When left at the default setting the calculated memory buffer space will be approximately one quarter of the max-reserve-kb size. If the memory buffer is off heap and the max-reserve-kb is automatically calculated, then the memory buffer space will be subtracted out of the effective max-reserve-kb to keep the vm size consistent. |
memory-buffer-off-heap (default false) - Take advantage of the BufferManager memory buffer to access system memory without allocating it to the heap. Setting memory-buffer-off-heap to "true" will allocate the Teiid memory buffer off heap. Depending on whether your installation is dedicated to Teiid and the amount of system memory available, this may be preferable to on-heap allocation.

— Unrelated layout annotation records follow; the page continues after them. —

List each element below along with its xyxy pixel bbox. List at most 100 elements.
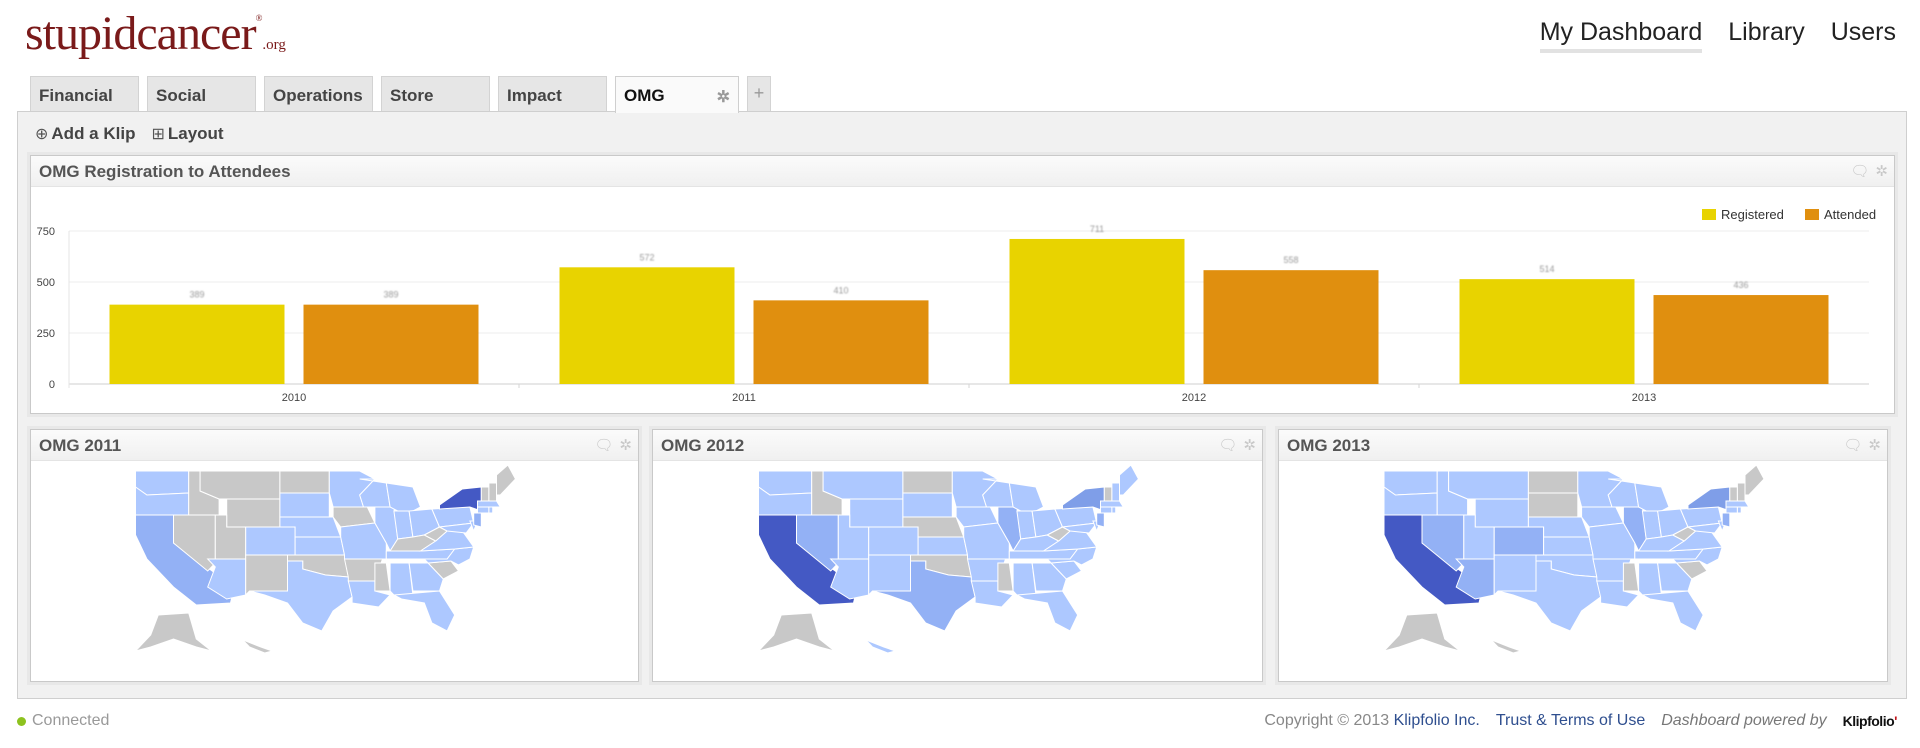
tab-impact[interactable]: Impact	[498, 76, 607, 112]
state-WY	[1474, 498, 1529, 528]
comment-icon[interactable]: 🗨	[1850, 162, 1869, 180]
comment-icon[interactable]: 🗨	[1843, 436, 1862, 454]
state-VT	[1103, 486, 1113, 502]
data-label: 389	[383, 290, 398, 300]
gear-icon[interactable]: ✲	[1243, 436, 1256, 454]
state-ME	[496, 464, 517, 496]
state-NM	[1493, 554, 1537, 597]
state-NY	[1062, 486, 1105, 512]
klip-header: OMG 2012 🗨 ✲	[653, 430, 1262, 461]
state-KS	[917, 536, 969, 556]
klip-header: OMG Registration to Attendees 🗨 ✲	[31, 156, 1894, 187]
tab-social[interactable]: Social	[147, 76, 256, 112]
tab-operations[interactable]: Operations	[264, 76, 373, 112]
state-ME	[1744, 464, 1765, 496]
state-NH	[488, 482, 497, 502]
add-klip-label: Add a Klip	[51, 124, 136, 143]
state-MS	[1622, 562, 1640, 592]
comment-icon[interactable]: 🗨	[1218, 436, 1237, 454]
state-SD	[279, 492, 330, 518]
state-MS	[997, 562, 1014, 592]
bar-attended-2012	[1203, 270, 1379, 384]
state-WA	[1383, 470, 1438, 496]
data-label: 558	[1283, 255, 1298, 265]
top-navigation: My Dashboard Library Users	[1539, 18, 1896, 53]
state-HI	[241, 638, 275, 654]
state-AK	[1382, 612, 1461, 652]
state-FL	[1640, 590, 1704, 632]
tab-omg[interactable]: OMG ✲	[615, 76, 739, 113]
comment-icon[interactable]: 🗨	[594, 436, 613, 454]
tab-financial[interactable]: Financial	[30, 76, 139, 112]
add-tab-button[interactable]: +	[747, 76, 771, 112]
us-map	[756, 464, 1140, 654]
gear-icon[interactable]: ✲	[717, 87, 730, 107]
state-ND	[279, 470, 330, 494]
state-MT	[199, 470, 281, 500]
state-CO	[868, 526, 919, 556]
state-AK	[133, 612, 212, 652]
state-WY	[849, 498, 904, 528]
klipfolio-logo[interactable]: Klipfolio	[1843, 713, 1897, 729]
state-MA	[477, 500, 502, 508]
state-NY	[1687, 486, 1731, 512]
layout-button[interactable]: ⊞ Layout	[151, 124, 223, 144]
footer: Copyright © 2013 Klipfolio Inc. Trust & …	[1264, 712, 1897, 730]
state-AK	[756, 612, 835, 652]
state-ME	[1119, 464, 1140, 496]
bar-registered-2012	[1009, 238, 1185, 384]
state-KS	[1543, 536, 1594, 556]
state-NM	[245, 554, 288, 597]
klip-header: OMG 2013 🗨 ✲	[1279, 430, 1887, 461]
klip-title: OMG 2011	[39, 436, 122, 455]
state-VT	[480, 486, 490, 502]
bar-attended-2010	[303, 304, 479, 384]
dashboard-toolbar: ⊕ Add a Klip ⊞ Layout	[35, 124, 224, 144]
state-RI	[1111, 506, 1117, 514]
y-tick-label: 0	[49, 379, 55, 391]
data-label: 572	[639, 252, 654, 262]
bar-chart: 0 250 500 750 389 389 2010 572 410 2011 711 558 2012…	[37, 207, 1876, 404]
state-HI	[1490, 638, 1523, 654]
x-tick-label: 2010	[282, 392, 306, 404]
us-map	[1382, 464, 1765, 654]
nav-library[interactable]: Library	[1728, 18, 1804, 53]
terms-link[interactable]: Trust & Terms of Use	[1496, 712, 1645, 730]
gear-icon[interactable]: ✲	[619, 436, 632, 454]
circle-plus-icon: ⊕	[35, 126, 49, 143]
add-klip-button[interactable]: ⊕ Add a Klip	[35, 124, 135, 144]
gear-icon[interactable]: ✲	[1875, 162, 1888, 180]
state-SD	[902, 492, 953, 518]
bar-attended-2011	[753, 300, 929, 384]
tab-omg-label: OMG	[624, 86, 665, 105]
state-WY	[226, 498, 281, 528]
klip-title: OMG Registration to Attendees	[39, 162, 291, 181]
y-tick-label: 250	[37, 328, 55, 340]
us-map	[133, 464, 517, 654]
logo-registered-mark: ®	[255, 13, 263, 23]
state-NM	[868, 554, 911, 597]
y-tick-label: 750	[37, 226, 55, 238]
data-label: 410	[833, 285, 848, 295]
legend-label: Attended	[1824, 207, 1876, 222]
klip-icons: 🗨 ✲	[594, 436, 632, 454]
state-WA	[758, 470, 813, 496]
map-klip-2013: OMG 2013 🗨 ✲	[1278, 429, 1888, 682]
bar-attended-2013	[1653, 295, 1829, 384]
klip-icons: 🗨 ✲	[1850, 162, 1888, 180]
dashboard-area: ⊕ Add a Klip ⊞ Layout OMG Registration t…	[17, 111, 1907, 699]
nav-my-dashboard[interactable]: My Dashboard	[1539, 18, 1703, 53]
tab-store[interactable]: Store	[381, 76, 490, 112]
gear-icon[interactable]: ✲	[1868, 436, 1881, 454]
company-link[interactable]: Klipfolio Inc.	[1394, 712, 1480, 729]
data-label: 711	[1090, 224, 1104, 234]
legend-label: Registered	[1721, 207, 1784, 222]
logo[interactable]: stupidcancer® .org	[25, 10, 286, 58]
bar-registered-2010	[109, 304, 285, 384]
logo-suffix: .org	[262, 37, 286, 53]
nav-users[interactable]: Users	[1831, 18, 1896, 53]
state-CO	[1493, 526, 1545, 556]
state-NH	[1111, 482, 1120, 502]
klip-title: OMG 2012	[661, 436, 745, 455]
state-KS	[294, 536, 346, 556]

The primary benefit is additional memory usage for Teiid without additional garbage collection tuning. This becomes especially important in situations where more than 32GB of memory is desired for the VM. Note that when using off-heap allocation, the memory must still be available to the java process and that setting the value of memory-buffer-space too high may cause the VM to swap rather than reside in memory. With large off-heap buffer sizes (greater than several gigabytes) you may also need to adjust VM settings.

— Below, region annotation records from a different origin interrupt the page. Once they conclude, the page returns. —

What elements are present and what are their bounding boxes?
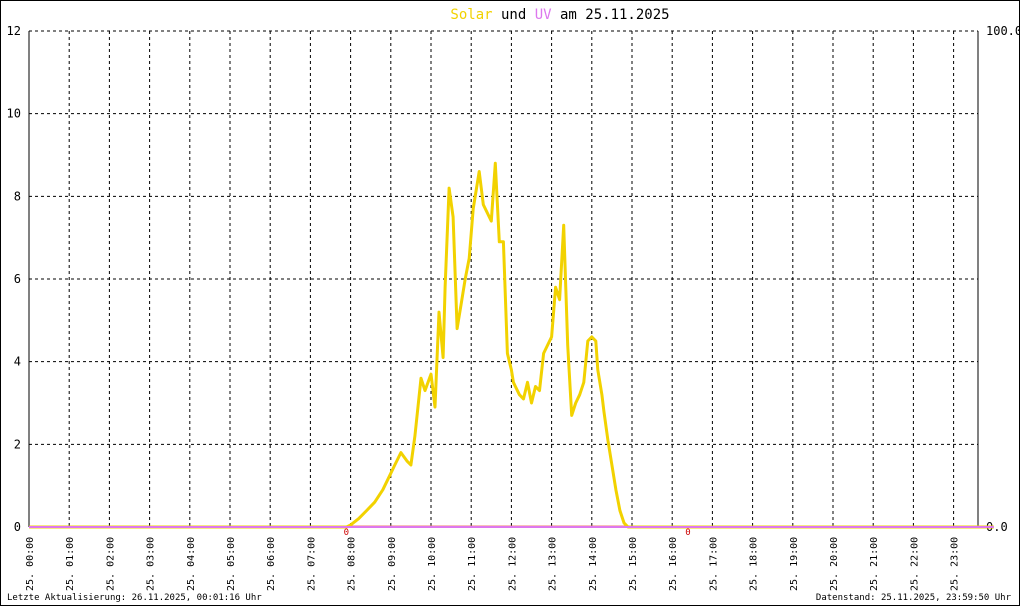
title-solar: Solar	[450, 7, 492, 23]
x-tick-label: 25. 01:00	[65, 537, 76, 591]
title-date: am 25.11.2025	[552, 7, 670, 23]
chart-frame: Solar und UV am 25.11.2025 0 2 4 6 8 10 12 0.0 1…	[0, 0, 1020, 606]
y-tick-label-left: 8	[14, 189, 21, 203]
x-tick-label: 25. 18:00	[749, 537, 760, 591]
x-tick-label: 25. 10:00	[427, 537, 438, 591]
data-timestamp-label: Datenstand: 25.11.2025, 23:59:50 Uhr	[815, 593, 1011, 603]
x-tick-label: 25. 05:00	[226, 537, 237, 591]
solar-uv-chart: Solar und UV am 25.11.2025 0246810120.01…	[7, 7, 1019, 591]
x-tick-label: 25. 20:00	[829, 537, 840, 591]
x-tick-label: 25. 00:00	[25, 537, 36, 591]
zero-marker: 0	[685, 528, 690, 538]
x-tick-label: 25. 14:00	[588, 537, 599, 591]
x-tick-label: 25. 02:00	[105, 537, 116, 591]
x-tick-label: 25. 12:00	[507, 537, 518, 591]
x-tick-label: 25. 11:00	[467, 537, 478, 591]
chart-title: Solar und UV am 25.11.2025	[450, 7, 669, 23]
x-tick-label: 25. 04:00	[186, 537, 197, 591]
last-update-label: Letzte Aktualisierung: 26.11.2025, 00:01…	[7, 593, 262, 603]
title-uv: UV	[535, 7, 552, 23]
y-tick-label-left: 12	[7, 24, 21, 38]
zero-marker: 0	[344, 528, 349, 538]
y-tick-label-left: 0	[14, 520, 21, 534]
x-tick-label: 25. 23:00	[950, 537, 961, 591]
y-axis-labels: 0246810120.0100.0	[7, 24, 1019, 534]
x-tick-label: 25. 08:00	[347, 537, 358, 591]
y-tick-label-left: 2	[14, 437, 21, 451]
x-tick-label: 25. 03:00	[146, 537, 157, 591]
y-tick-label-left: 10	[7, 107, 21, 121]
y-tick-label-left: 6	[14, 272, 21, 286]
x-tick-label: 25. 16:00	[668, 537, 679, 591]
x-tick-label: 25. 21:00	[869, 537, 880, 591]
y-tick-label-left: 4	[14, 355, 21, 369]
x-tick-label: 25. 17:00	[708, 537, 719, 591]
x-tick-label: 25. 06:00	[266, 537, 277, 591]
y-tick-label-right: 100.0	[986, 24, 1019, 38]
x-axis-labels: 25. 00:00 25. 01:00 25. 02:00 25. 03:00 25. …	[25, 537, 961, 591]
x-tick-label: 25. 15:00	[628, 537, 639, 591]
x-tick-label: 25. 13:00	[548, 537, 559, 591]
x-tick-label: 25. 22:00	[909, 537, 920, 591]
title-und: und	[493, 7, 535, 23]
x-tick-label: 25. 09:00	[387, 537, 398, 591]
x-tick-label: 25. 07:00	[306, 537, 317, 591]
x-tick-label: 25. 19:00	[789, 537, 800, 591]
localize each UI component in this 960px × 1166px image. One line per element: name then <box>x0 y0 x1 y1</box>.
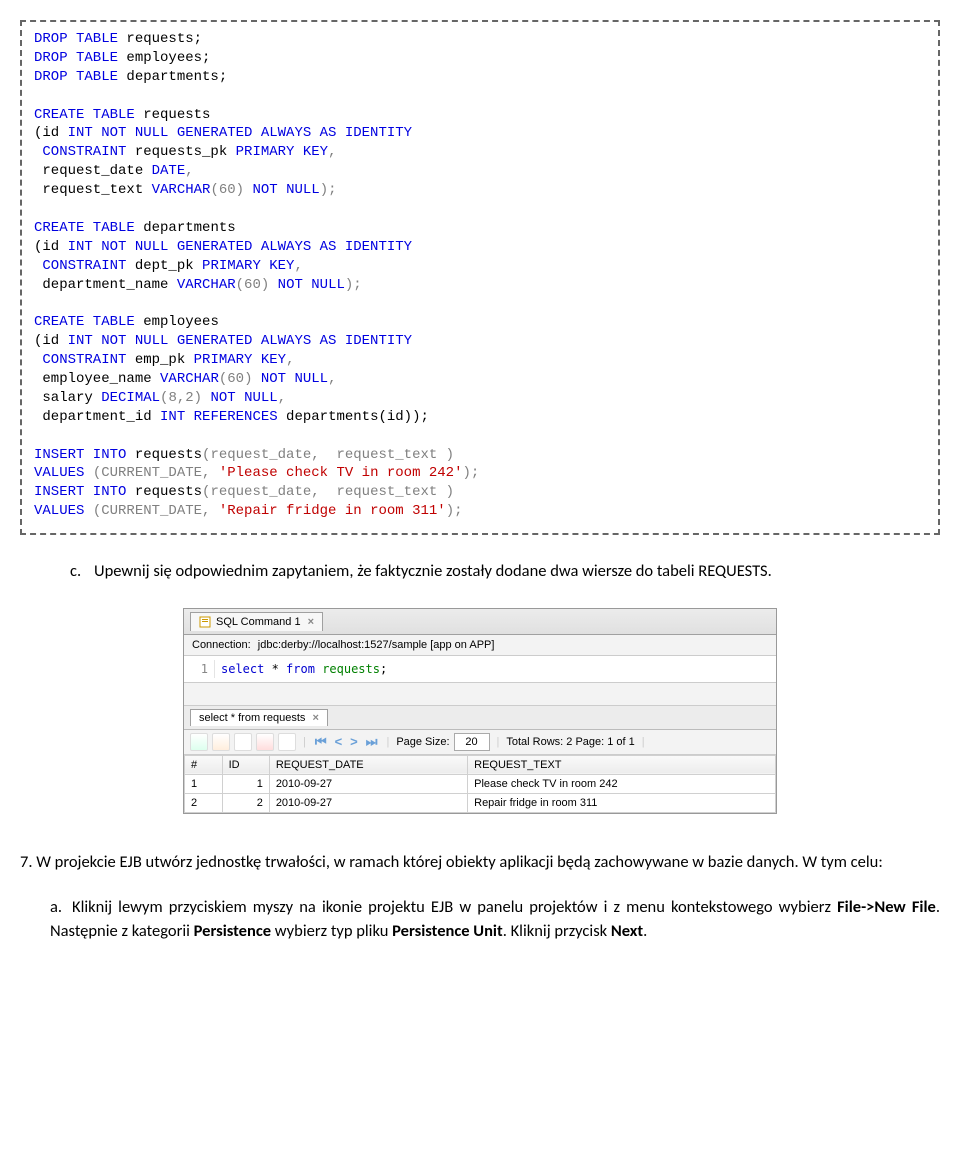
first-page-icon[interactable]: ⏮ <box>313 734 329 750</box>
sql-line: select * from requests; <box>215 660 776 678</box>
total-rows-label: Total Rows: 2 Page: 1 of 1 <box>506 736 634 748</box>
sql-code-block: DROP TABLE requests; DROP TABLE employee… <box>20 20 940 535</box>
results-table: # ID REQUEST_DATE REQUEST_TEXT 1 1 2010-… <box>184 755 776 813</box>
insert-row-icon[interactable] <box>190 733 208 751</box>
results-toolbar: | ⏮ < > ⏭ | Page Size: | Total Rows: 2 P… <box>184 730 776 755</box>
table-row[interactable]: 1 1 2010-09-27 Please check TV in room 2… <box>185 774 776 793</box>
line-gutter: 1 <box>184 660 215 678</box>
step-c-text: Upewnij się odpowiednim zapytaniem, że f… <box>94 561 772 581</box>
page-size-input[interactable] <box>454 733 490 751</box>
step-c-marker: c. <box>70 559 94 584</box>
next-page-icon[interactable]: > <box>348 734 360 749</box>
editor-spacer <box>184 683 776 706</box>
sql-editor[interactable]: 1 select * from requests; <box>184 656 776 683</box>
ide-tab-bar: SQL Command 1 × <box>184 609 776 635</box>
truncate-icon[interactable] <box>278 733 296 751</box>
ide-tab-label: SQL Command 1 <box>216 616 301 628</box>
last-page-icon[interactable]: ⏭ <box>364 734 380 750</box>
col-id[interactable]: ID <box>222 755 269 774</box>
step-7: 7. W projekcie EJB utwórz jednostkę trwa… <box>20 850 940 875</box>
delete-row-icon[interactable] <box>212 733 230 751</box>
table-header-row: # ID REQUEST_DATE REQUEST_TEXT <box>185 755 776 774</box>
cancel-icon[interactable] <box>256 733 274 751</box>
step-a-marker: a. <box>50 895 72 920</box>
close-icon[interactable]: × <box>312 712 318 724</box>
connection-label: Connection: <box>192 639 251 651</box>
col-request-text[interactable]: REQUEST_TEXT <box>468 755 776 774</box>
results-tab-bar: select * from requests × <box>184 706 776 730</box>
file-icon <box>199 616 211 628</box>
ide-window: SQL Command 1 × Connection: jdbc:derby:/… <box>183 608 777 814</box>
commit-icon[interactable] <box>234 733 252 751</box>
col-num[interactable]: # <box>185 755 223 774</box>
step-c: c.Upewnij się odpowiednim zapytaniem, że… <box>70 559 940 584</box>
ide-tab-sql-command[interactable]: SQL Command 1 × <box>190 612 323 631</box>
connection-value: jdbc:derby://localhost:1527/sample [app … <box>258 639 495 651</box>
close-icon[interactable]: × <box>308 616 314 628</box>
table-row[interactable]: 2 2 2010-09-27 Repair fridge in room 311 <box>185 793 776 812</box>
step-7a: a.Kliknij lewym przyciskiem myszy na iko… <box>50 895 940 945</box>
prev-page-icon[interactable]: < <box>333 734 345 749</box>
results-tab[interactable]: select * from requests × <box>190 709 328 726</box>
page-size-label: Page Size: <box>396 736 449 748</box>
col-request-date[interactable]: REQUEST_DATE <box>269 755 467 774</box>
connection-bar: Connection: jdbc:derby://localhost:1527/… <box>184 635 776 656</box>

Sun VM For Sun VMs the relevant VM settings are MaxDirectMemorySize and UseLargePages. For example adding: -XX:MaxDirectMemorySize=12g -XX:+UseLargePages to the VM process arguments would allow for an effective allocation of approximately an 11GB Teiid memory buffer (the memory-buffer-space setting) accounting for any additional direct memory that may be needed by the AS or applications running in the AS. |
max-buffer-space (default -1) - For table page and result batches the buffer manager will have a limited number of files that are dedicated to a particular storage size. However, as mentioned in the installation, creation of Teiid lob values (for example through SQL/XML) will typically create one file per lob once the lob exceeds the allowable in memory size of 8KB. In heavy usage scenarios, consider pointing the buffer directory on a partition that is routinely defragmented. By default Teiid will use up to 50GB of disk space. This is tracked in terms of the number of bytes written by Teiid. For large data sets, you may need to increase the max-buffer-space setting.
It's also important to keep in mind that Teiid has memory and other hard limits which breaks down along several lines in terms of # of storage objects tracked, disk storage, streaming data size/row limits, etc.
However handling a source that has tera/petabytes of data doesn't by itself impact Teiid in any way. What matters is the processing operations that are being performed and/or how much of that data do we need to store on a temporary basis in Teiid. With a simple forward-only query, as long as the result row count is less than 2^31, Teiid be perfectly happy to return a petabyte of data.
Each batch/table page requires an in memory cache entry of approximately ~ 128 bytes - thus the total tracked max batches are limited by the heap and is also why we recommend to increase the processing batch size on larger memory or scenarios making use of large internal materializations. The actual batch/table itself is managed by buffer manager, which has layered memory buffer structure with spill over facility to disk.
Using internal materialization is based on the buffermanager. Buffermanager settings may need to be updated based upon the desired amount of internal materialization performed by deployed vdbs.